Artist and photographer Acacia Johnson is all set to join Quark Expeditions as a guide and photography lecturer in the Arctic this season. Even before she joins us, Johnson is looking towards the winter, when she’ll stay on in the Arctic to work on Into Indigo, her exploration in images of the profound human connection to the mythic winter landscape of the Canadian Arctic.
Johnson will stay a full season of darkness in the town of Arctic Bay, on Baffin Island. She plans to photograph sites of mythical or cultural significance to the Inuit people as part of her Fulbright photography project and traveling exhibition.
Arctic Bay is certainly the place for such an undertaking – the area has been inhabited by Inuit people for over 4,000 years.
The Alaskan photographer is dedicated to conveying the profound awe and wonder of the Arctic landscape. A recent graduate of Rhode Island School of Design, she has created projects across Alaska, Iceland, and Arctic Scandinavia in the past, and currently exhibits her work internationally.
Johnson is fully committed to the project and has received a grant by way of a Fulbright U.S. Student Award from Fulbright Canada, which will help offset the costs of her Ontario College of Art & Design tuition and living expenses in Toronto this fall. In her time there, Johnson will spend a month and a half working with faculty who specialize in landscape photography and indigenous visual culture. She will also research visual images of the Far North and narrative references that relay their cultural significance.
In November, she will make her way to Arctic Bay to kick off four months of shooting 4×5 color film with a large-format field camera. Given the expense of traveling to and residing in the Arctic, Johnson has created a Kickstarter campaign to raise the funds necessary to cover her project expenses.
She explains the project in more detail on Kickstarter:
“Using a 4×5 view camera and digital video, I will create a traveling exhibition of photographs and installations with the intention of linking all people living in the Circumpolar North to their common ancestries. These exhibitions – so far planned in Canada, the USA, and Norway – will contribute to a broader international awareness of the deep human connection to the Arctic landscape and mythologies and visually represent life in the Arctic today.”
Johnson also explained where she plans to concentrate her efforts in her time in Arctic Bay:
“The polar night will provide the otherworldly quality of light that has always compelled me to make photographs, enhancing their mythological quality. In addition to landscape images, I will create portraits of the people in the landscape whose lives remain intertwined with the land, their culture, and their mythologies. My affiliate in Arctic Bay, who will assist greatly with the logistics of the project, also suggests that I showcase my travel experiences and photography to local youth to expand their vision beyond the immediate horizon. I will also be seeking ways to otherwise engage with the local community during my residence.”
If you’re unfamiliar with how Kickstarter works, it gives people an opportunity to make a pledge towards a project, with different items awarded funders for various levels of sponsorship.
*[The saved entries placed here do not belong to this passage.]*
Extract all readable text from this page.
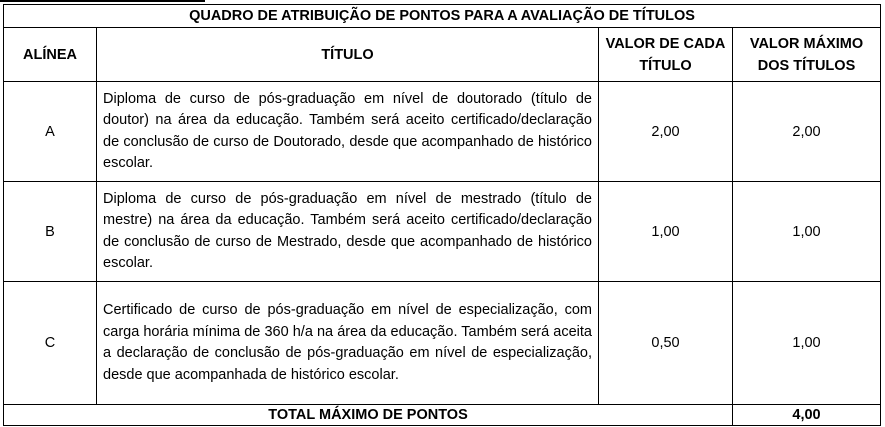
QUADRO DE ATRIBUIÇÃO DE PONTOS PARA A AVALIAÇÃO DE TÍTULOS			
ALÍNEA	TÍTULO	VALOR DE CADA TÍTULO	VALOR MÁXIMO DOS TÍTULOS
A	Diploma de curso de pós-graduação em nível de doutorado (título de doutor) na área da educação. Também será aceito certificado/declaração de conclusão de curso de Doutorado, desde que acompanhado de histórico escolar.	2,00	2,00
B	Diploma de curso de pós-graduação em nível de mestrado (título de mestre) na área da educação. Também será aceito certificado/declaração de conclusão de curso de Mestrado, desde que acompanhado de histórico escolar.	1,00	1,00
C	Certificado de curso de pós-graduação em nível de especialização, com carga horária mínima de 360 h/a na área da educação. Também será aceita a declaração de conclusão de pós-graduação em nível de especialização, desde que acompanhada de histórico escolar.	0,50	1,00
TOTAL MÁXIMO DE PONTOS			4,00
If the project meets its funding goal, each of the funders receives the pledged items. For example, a book author might offer a signed copy of their book to funders, with the top funder qualifying for a private book reading.
In Johnson’s case, top funders will receive a 28″ x 35″ archival print of a commissioned photograph from Baffin Island, a Skype call from Toronto when she returns, exclusive behind-the-scenes updates from Arctic Bay and their name included as a Level III sponsor in the final online presentation of her work.
Sponsorship for Into Indigo: The Mythic Landscape of the Contemporary Arctic continues until July 27, 2014.